For the writer, today’s Seville is heir to the brilliance left by a period of splendor that was curtailed by two events, the plague and the transfer of the Casa de Contratación to Cádiz. «Not only has it become associated with that moment, but also as a community it has been created from that double loss. Since then, there has been no leadership at all. Your colleague on the pages has defined it as a city of “apneas.” It took a breath with the Ibero-American Exhibition, returned to a state of lethargy and once again filled its lungs with the Expo of ’92. “Seville sails in an eternal hope”, in a constant duality that transcends the soccer jersey, the taste for one bullfight or another or devotion to an image.

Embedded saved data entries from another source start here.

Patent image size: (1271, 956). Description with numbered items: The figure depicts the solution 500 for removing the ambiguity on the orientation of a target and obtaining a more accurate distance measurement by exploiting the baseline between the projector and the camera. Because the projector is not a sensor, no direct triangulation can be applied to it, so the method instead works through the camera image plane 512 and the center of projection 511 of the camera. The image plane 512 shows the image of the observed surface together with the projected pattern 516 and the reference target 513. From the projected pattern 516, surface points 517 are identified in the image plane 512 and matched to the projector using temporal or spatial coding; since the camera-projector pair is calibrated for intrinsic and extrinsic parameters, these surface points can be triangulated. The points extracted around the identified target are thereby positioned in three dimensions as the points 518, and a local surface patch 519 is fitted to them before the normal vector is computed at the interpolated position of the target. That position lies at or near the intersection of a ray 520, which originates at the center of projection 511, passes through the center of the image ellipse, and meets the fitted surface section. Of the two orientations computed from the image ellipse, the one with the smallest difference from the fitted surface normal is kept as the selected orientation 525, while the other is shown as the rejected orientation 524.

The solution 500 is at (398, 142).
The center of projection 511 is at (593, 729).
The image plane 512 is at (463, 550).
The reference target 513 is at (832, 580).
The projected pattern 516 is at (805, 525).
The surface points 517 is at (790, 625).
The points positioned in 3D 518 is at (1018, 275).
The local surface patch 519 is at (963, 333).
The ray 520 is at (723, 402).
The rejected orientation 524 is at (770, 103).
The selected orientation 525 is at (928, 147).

Seville is a city written from absence, from a physical exile, but also melancholic. From the invention of Montesinos, Manuel Mantero, Sierra and Laffón. But also from Cernuda, José María Izquierdo, the aforementioned Murube or Chaves Nogales. Seville is a city that disdains its myths, the “zascandil liveist” Don Juan and the “femme fatale” Carmen, as Herrera has highlighted. For Camacho, Don Juan is today a character “cornered, indefensible in the present” and although the figure of Carmen has been taken as a feminist reference, for the writer both have been left for display before tourists.